The property has its challenges. The jungle has been steadily reclaiming the cricket field. Beaches are covered with litter, which is to say nothing of the bay water that’s contaminated by sewage. Fixing the house’s built-in German organ – which the prior owner used to triumphantly herald his arrival -- would cost 250,000 reais. All together, the state estimated several years ago that it would cost 8 million reais to restore the bygone resplendence, and monthly maintenance ranges from 8,000 reais to 50,000 reais, said Algebaile. As the house has historic landmark status, should a brick in the perimeter wall crumble, for example, replacing it would mean sourcing one of its contemporaries plus chemical testing to prove its authenticity.

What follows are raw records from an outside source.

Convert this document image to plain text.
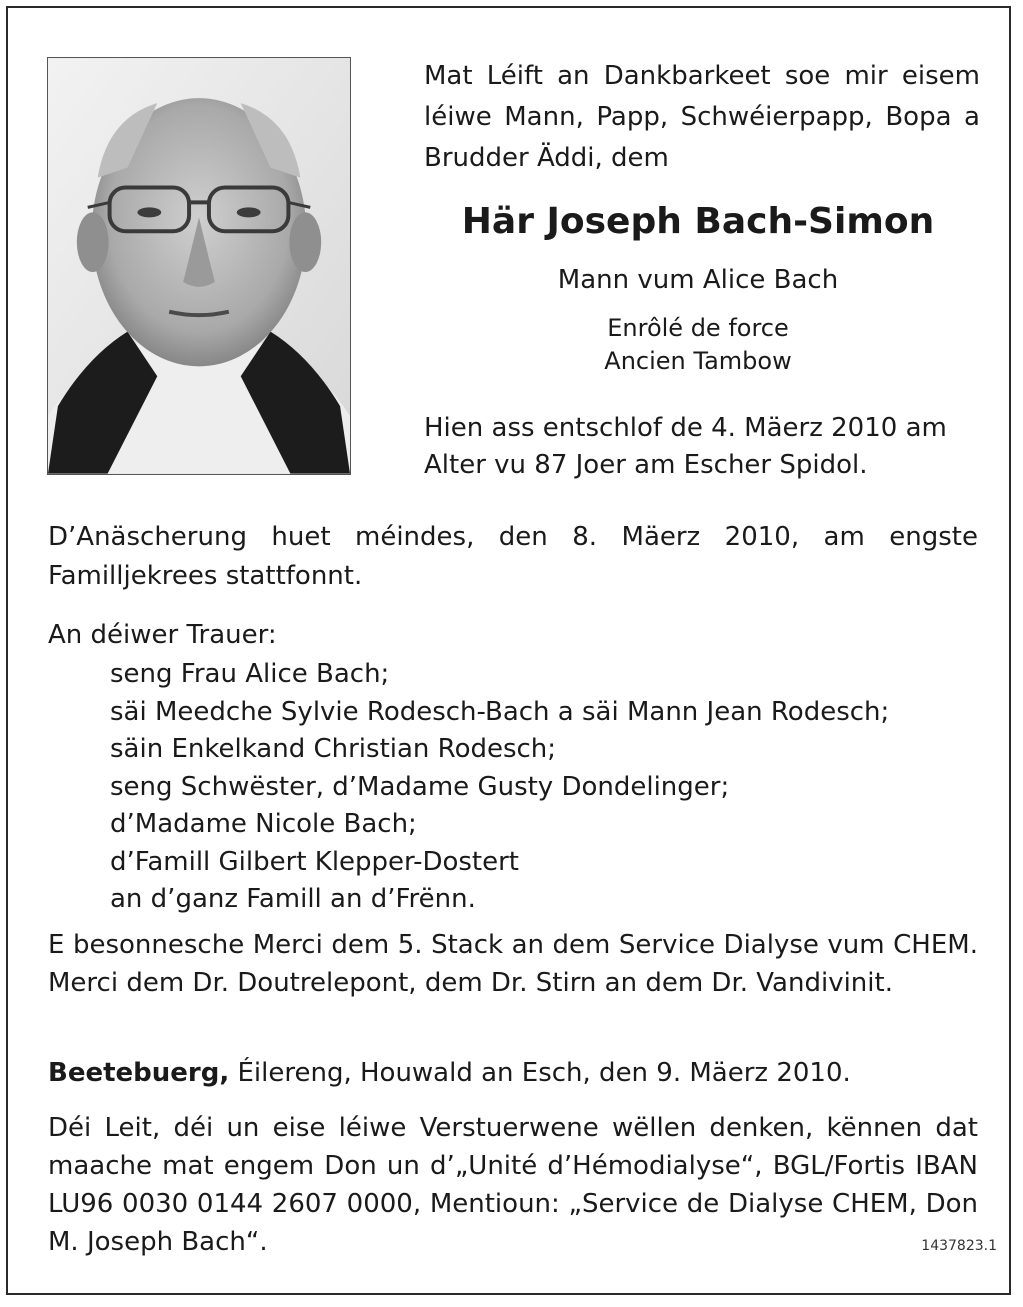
Mat Léift an Dankbarkeet soe mir eisem léiwe Mann, Papp, Schwéierpapp, Bopa a Brudder Äddi, dem
Här Joseph Bach-Simon
Mann vum Alice Bach
Enrôlé de force
Ancien Tambow
Hien ass entschlof de 4. Mäerz 2010 am
Alter vu 87 Joer am Escher Spidol.
D’Anäscherung huet méindes, den 8. Mäerz 2010, am engste Familljekrees stattfonnt.
An déiwer Trauer:
seng Frau Alice Bach;
säi Meedche Sylvie Rodesch-Bach a säi Mann Jean Rodesch;
säin Enkelkand Christian Rodesch;
seng Schwëster, d’Madame Gusty Dondelinger;
d’Madame Nicole Bach;
d’Famill Gilbert Klepper-Dostert
an d’ganz Famill an d’Frënn.
E besonnesche Merci dem 5. Stack an dem Service Dialyse vum CHEM. Merci dem Dr. Doutrelepont, dem Dr. Stirn an dem Dr. Vandivinit.
Beetebuerg, Éilereng, Houwald an Esch, den 9. Mäerz 2010.
Déi Leit, déi un eise léiwe Verstuerwene wëllen denken, kënnen dat maache mat engem Don un d’„Unité d’Hémodialyse“, BGL/Fortis IBAN LU96 0030 0144 2607 0000, Mentioun: „Service de Dialyse CHEM, Don M. Joseph Bach“.	1437823.1
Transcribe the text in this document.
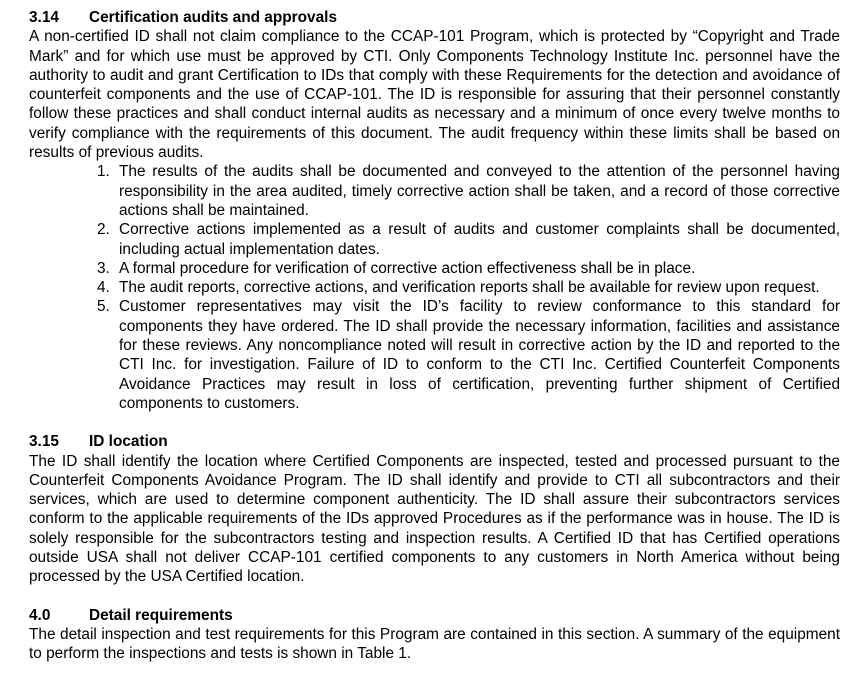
3.14	Certification audits and approvals

A non-certified ID shall not claim compliance to the CCAP-101 Program, which is protected by “Copyright and Trade Mark” and for which use must be approved by CTI. Only Components Technology Institute Inc. personnel have the authority to audit and grant Certification to IDs that comply with these Requirements for the detection and avoidance of counterfeit components and the use of CCAP-101. The ID is responsible for assuring that their personnel constantly follow these practices and shall conduct internal audits as necessary and a minimum of once every twelve months to verify compliance with the requirements of this document. The audit frequency within these limits shall be based on results of previous audits.

1. The results of the audits shall be documented and conveyed to the attention of the personnel having responsibility in the area audited, timely corrective action shall be taken, and a record of those corrective actions shall be maintained.
2. Corrective actions implemented as a result of audits and customer complaints shall be documented, including actual implementation dates.
3. A formal procedure for verification of corrective action effectiveness shall be in place.
4. The audit reports, corrective actions, and verification reports shall be available for review upon request.
5. Customer representatives may visit the ID’s facility to review conformance to this standard for components they have ordered. The ID shall provide the necessary information, facilities and assistance for these reviews. Any noncompliance noted will result in corrective action by the ID and reported to the CTI Inc. for investigation. Failure of ID to conform to the CTI Inc. Certified Counterfeit Components Avoidance Practices may result in loss of certification, preventing further shipment of Certified components to customers.
3.15	ID location

The ID shall identify the location where Certified Components are inspected, tested and processed pursuant to the Counterfeit Components Avoidance Program. The ID shall identify and provide to CTI all subcontractors and their services, which are used to determine component authenticity. The ID shall assure their subcontractors services conform to the applicable requirements of the IDs approved Procedures as if the performance was in house. The ID is solely responsible for the subcontractors testing and inspection results. A Certified ID that has Certified operations outside USA shall not deliver CCAP-101 certified components to any customers in North America without being processed by the USA Certified location.

4.0	Detail requirements

The detail inspection and test requirements for this Program are contained in this section. A summary of the equipment to perform the inspections and tests is shown in Table 1.
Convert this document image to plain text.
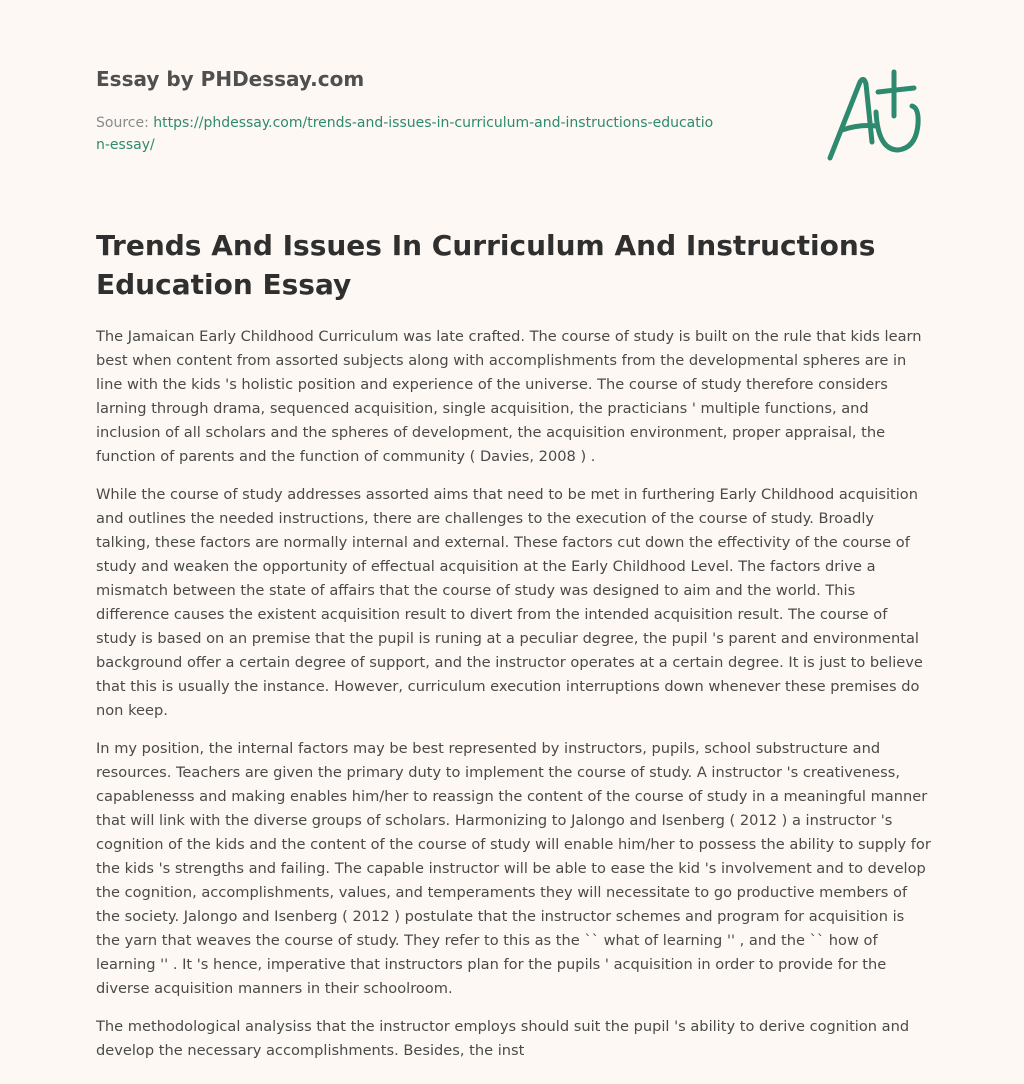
Essay by PHDessay.com
Source: https://phdessay.com/trends-and-issues-in-curriculum-and-instructions-education-essay/
Trends And Issues In Curriculum And Instructions Education Essay

The Jamaican Early Childhood Curriculum was late crafted. The course of study is built on the rule that kids learn best when content from assorted subjects along with accomplishments from the developmental spheres are in line with the kids 's holistic position and experience of the universe. The course of study therefore considers larning through drama, sequenced acquisition, single acquisition, the practicians ' multiple functions, and inclusion of all scholars and the spheres of development, the acquisition environment, proper appraisal, the function of parents and the function of community ( Davies, 2008 ) .

While the course of study addresses assorted aims that need to be met in furthering Early Childhood acquisition and outlines the needed instructions, there are challenges to the execution of the course of study. Broadly talking, these factors are normally internal and external. These factors cut down the effectivity of the course of study and weaken the opportunity of effectual acquisition at the Early Childhood Level. The factors drive a mismatch between the state of affairs that the course of study was designed to aim and the world. This difference causes the existent acquisition result to divert from the intended acquisition result. The course of study is based on an premise that the pupil is runing at a peculiar degree, the pupil 's parent and environmental background offer a certain degree of support, and the instructor operates at a certain degree. It is just to believe that this is usually the instance. However, curriculum execution interruptions down whenever these premises do non keep.

In my position, the internal factors may be best represented by instructors, pupils, school substructure and resources. Teachers are given the primary duty to implement the course of study. A instructor 's creativeness, capablenesss and making enables him/her to reassign the content of the course of study in a meaningful manner that will link with the diverse groups of scholars. Harmonizing to Jalongo and Isenberg ( 2012 ) a instructor 's cognition of the kids and the content of the course of study will enable him/her to possess the ability to supply for the kids 's strengths and failing. The capable instructor will be able to ease the kid 's involvement and to develop the cognition, accomplishments, values, and temperaments they will necessitate to go productive members of the society. Jalongo and Isenberg ( 2012 ) postulate that the instructor schemes and program for acquisition is the yarn that weaves the course of study. They refer to this as the `` what of learning '' , and the `` how of learning '' . It 's hence, imperative that instructors plan for the pupils ' acquisition in order to provide for the diverse acquisition manners in their schoolroom.

The methodological analysiss that the instructor employs should suit the pupil 's ability to derive cognition and develop the necessary accomplishments. Besides, the inst
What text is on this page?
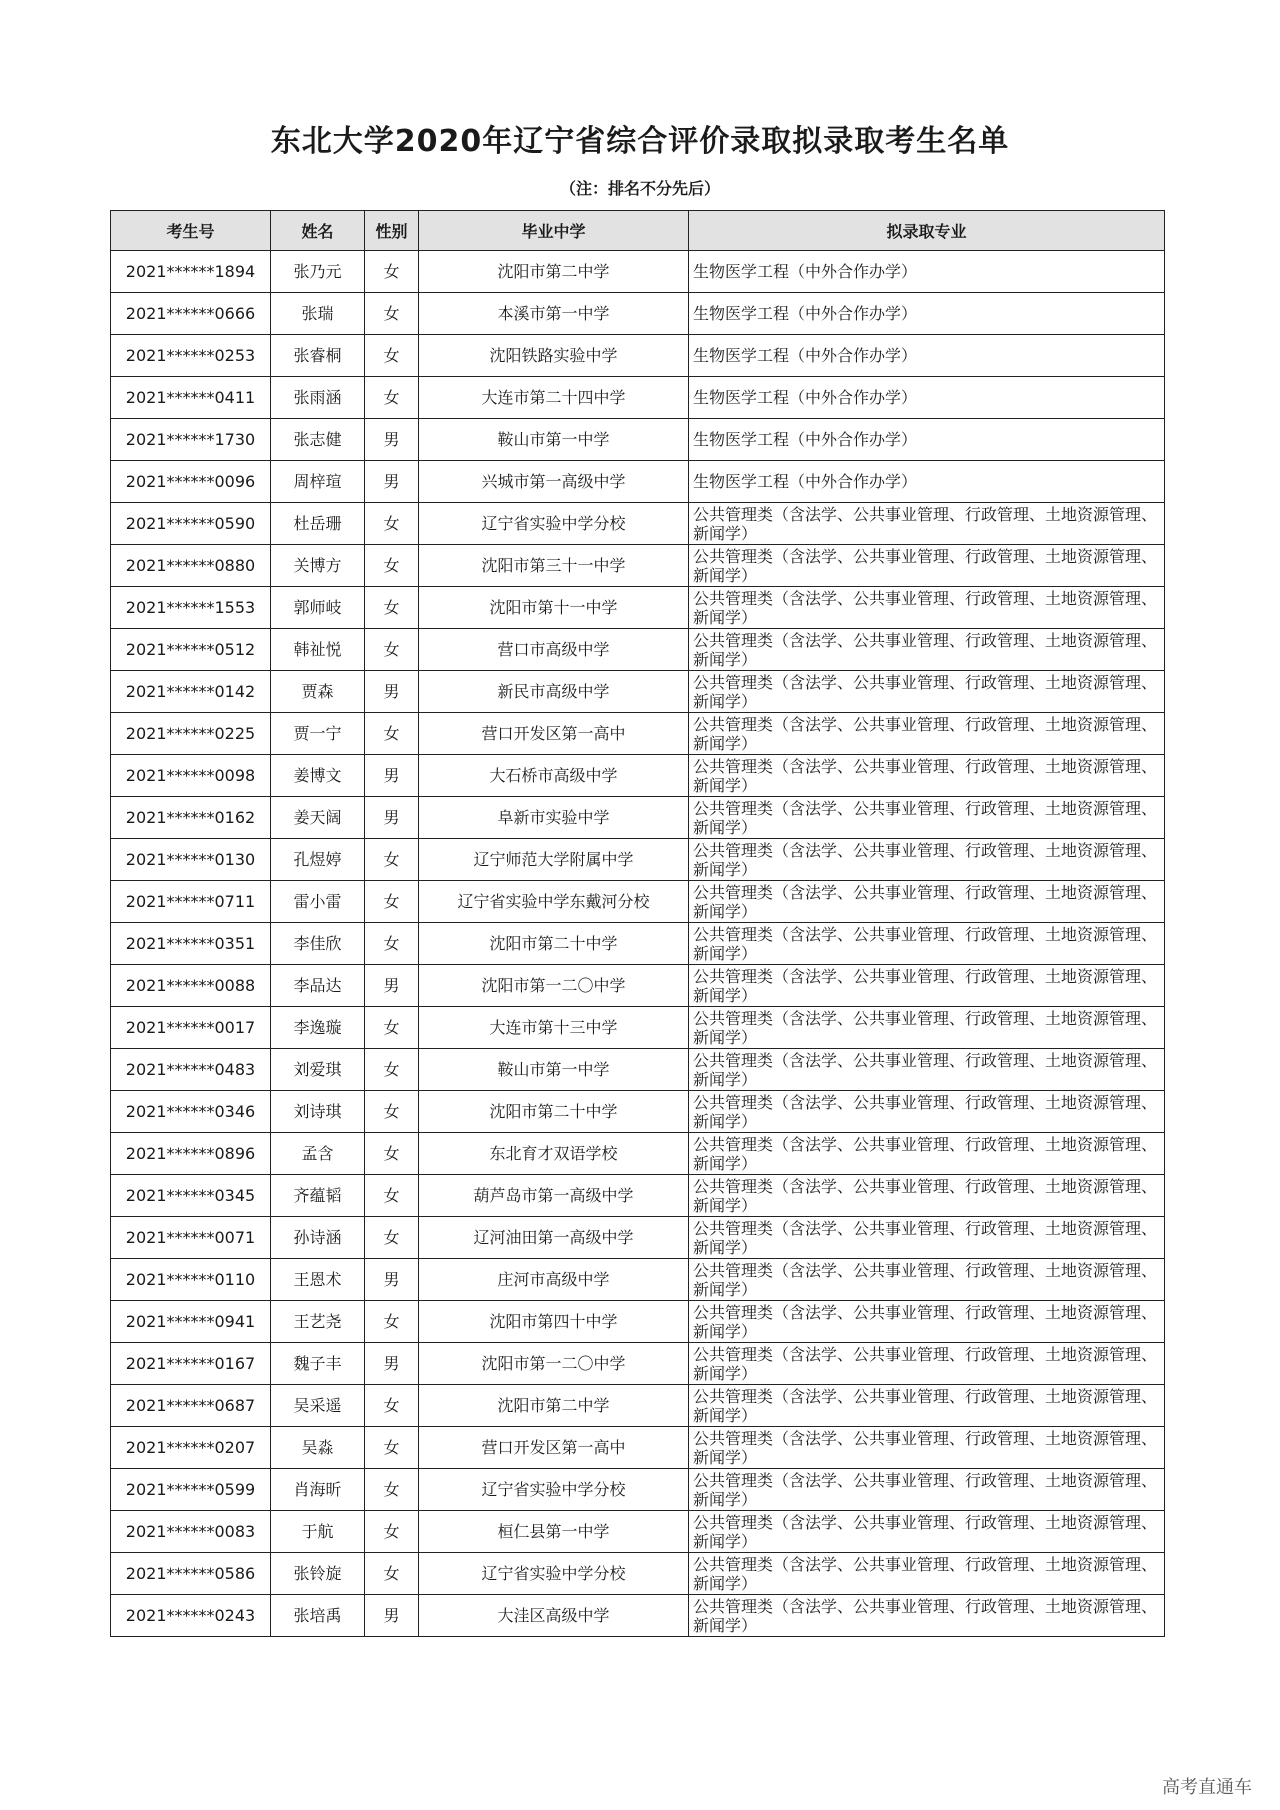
东北大学2020年辽宁省综合评价录取拟录取考生名单
（注：排名不分先后）
考生号	姓名	性别	毕业中学	拟录取专业
2021******1894	张乃元	女	沈阳市第二中学	生物医学工程（中外合作办学）
2021******0666	张瑞	女	本溪市第一中学	生物医学工程（中外合作办学）
2021******0253	张睿桐	女	沈阳铁路实验中学	生物医学工程（中外合作办学）
2021******0411	张雨涵	女	大连市第二十四中学	生物医学工程（中外合作办学）
2021******1730	张志健	男	鞍山市第一中学	生物医学工程（中外合作办学）
2021******0096	周梓瑄	男	兴城市第一高级中学	生物医学工程（中外合作办学）
2021******0590	杜岳珊	女	辽宁省实验中学分校	公共管理类（含法学、公共事业管理、行政管理、土地资源管理、新闻学）
2021******0880	关博方	女	沈阳市第三十一中学	公共管理类（含法学、公共事业管理、行政管理、土地资源管理、新闻学）
2021******1553	郭师岐	女	沈阳市第十一中学	公共管理类（含法学、公共事业管理、行政管理、土地资源管理、新闻学）
2021******0512	韩祉悦	女	营口市高级中学	公共管理类（含法学、公共事业管理、行政管理、土地资源管理、新闻学）
2021******0142	贾森	男	新民市高级中学	公共管理类（含法学、公共事业管理、行政管理、土地资源管理、新闻学）
2021******0225	贾一宁	女	营口开发区第一高中	公共管理类（含法学、公共事业管理、行政管理、土地资源管理、新闻学）
2021******0098	姜博文	男	大石桥市高级中学	公共管理类（含法学、公共事业管理、行政管理、土地资源管理、新闻学）
2021******0162	姜天阔	男	阜新市实验中学	公共管理类（含法学、公共事业管理、行政管理、土地资源管理、新闻学）
2021******0130	孔煜婷	女	辽宁师范大学附属中学	公共管理类（含法学、公共事业管理、行政管理、土地资源管理、新闻学）
2021******0711	雷小雷	女	辽宁省实验中学东戴河分校	公共管理类（含法学、公共事业管理、行政管理、土地资源管理、新闻学）
2021******0351	李佳欣	女	沈阳市第二十中学	公共管理类（含法学、公共事业管理、行政管理、土地资源管理、新闻学）
2021******0088	李品达	男	沈阳市第一二〇中学	公共管理类（含法学、公共事业管理、行政管理、土地资源管理、新闻学）
2021******0017	李逸璇	女	大连市第十三中学	公共管理类（含法学、公共事业管理、行政管理、土地资源管理、新闻学）
2021******0483	刘爱琪	女	鞍山市第一中学	公共管理类（含法学、公共事业管理、行政管理、土地资源管理、新闻学）
2021******0346	刘诗琪	女	沈阳市第二十中学	公共管理类（含法学、公共事业管理、行政管理、土地资源管理、新闻学）
2021******0896	孟含	女	东北育才双语学校	公共管理类（含法学、公共事业管理、行政管理、土地资源管理、新闻学）
2021******0345	齐蕴韬	女	葫芦岛市第一高级中学	公共管理类（含法学、公共事业管理、行政管理、土地资源管理、新闻学）
2021******0071	孙诗涵	女	辽河油田第一高级中学	公共管理类（含法学、公共事业管理、行政管理、土地资源管理、新闻学）
2021******0110	王恩术	男	庄河市高级中学	公共管理类（含法学、公共事业管理、行政管理、土地资源管理、新闻学）
2021******0941	王艺尧	女	沈阳市第四十中学	公共管理类（含法学、公共事业管理、行政管理、土地资源管理、新闻学）
2021******0167	魏子丰	男	沈阳市第一二〇中学	公共管理类（含法学、公共事业管理、行政管理、土地资源管理、新闻学）
2021******0687	吴采遥	女	沈阳市第二中学	公共管理类（含法学、公共事业管理、行政管理、土地资源管理、新闻学）
2021******0207	吴淼	女	营口开发区第一高中	公共管理类（含法学、公共事业管理、行政管理、土地资源管理、新闻学）
2021******0599	肖海昕	女	辽宁省实验中学分校	公共管理类（含法学、公共事业管理、行政管理、土地资源管理、新闻学）
2021******0083	于航	女	桓仁县第一中学	公共管理类（含法学、公共事业管理、行政管理、土地资源管理、新闻学）
2021******0586	张铃旋	女	辽宁省实验中学分校	公共管理类（含法学、公共事业管理、行政管理、土地资源管理、新闻学）
2021******0243	张培禹	男	大洼区高级中学	公共管理类（含法学、公共事业管理、行政管理、土地资源管理、新闻学）
高考直通车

All this makes sale of Brocoio to a Brazilian for private residence very unlikely, with the nation mired in a two-year recession and market liquidity especially limited for real estate, Gomes said after his inspection. It could instead become a spa, hotel or rehab clinic, he said.

“All the views are magnificent, they’re nothing less than magnificent. That’s the wow factor,’’ Gomes said. “It seems like you’re not in Rio de Janeiro.’’

These days, that may be a selling point.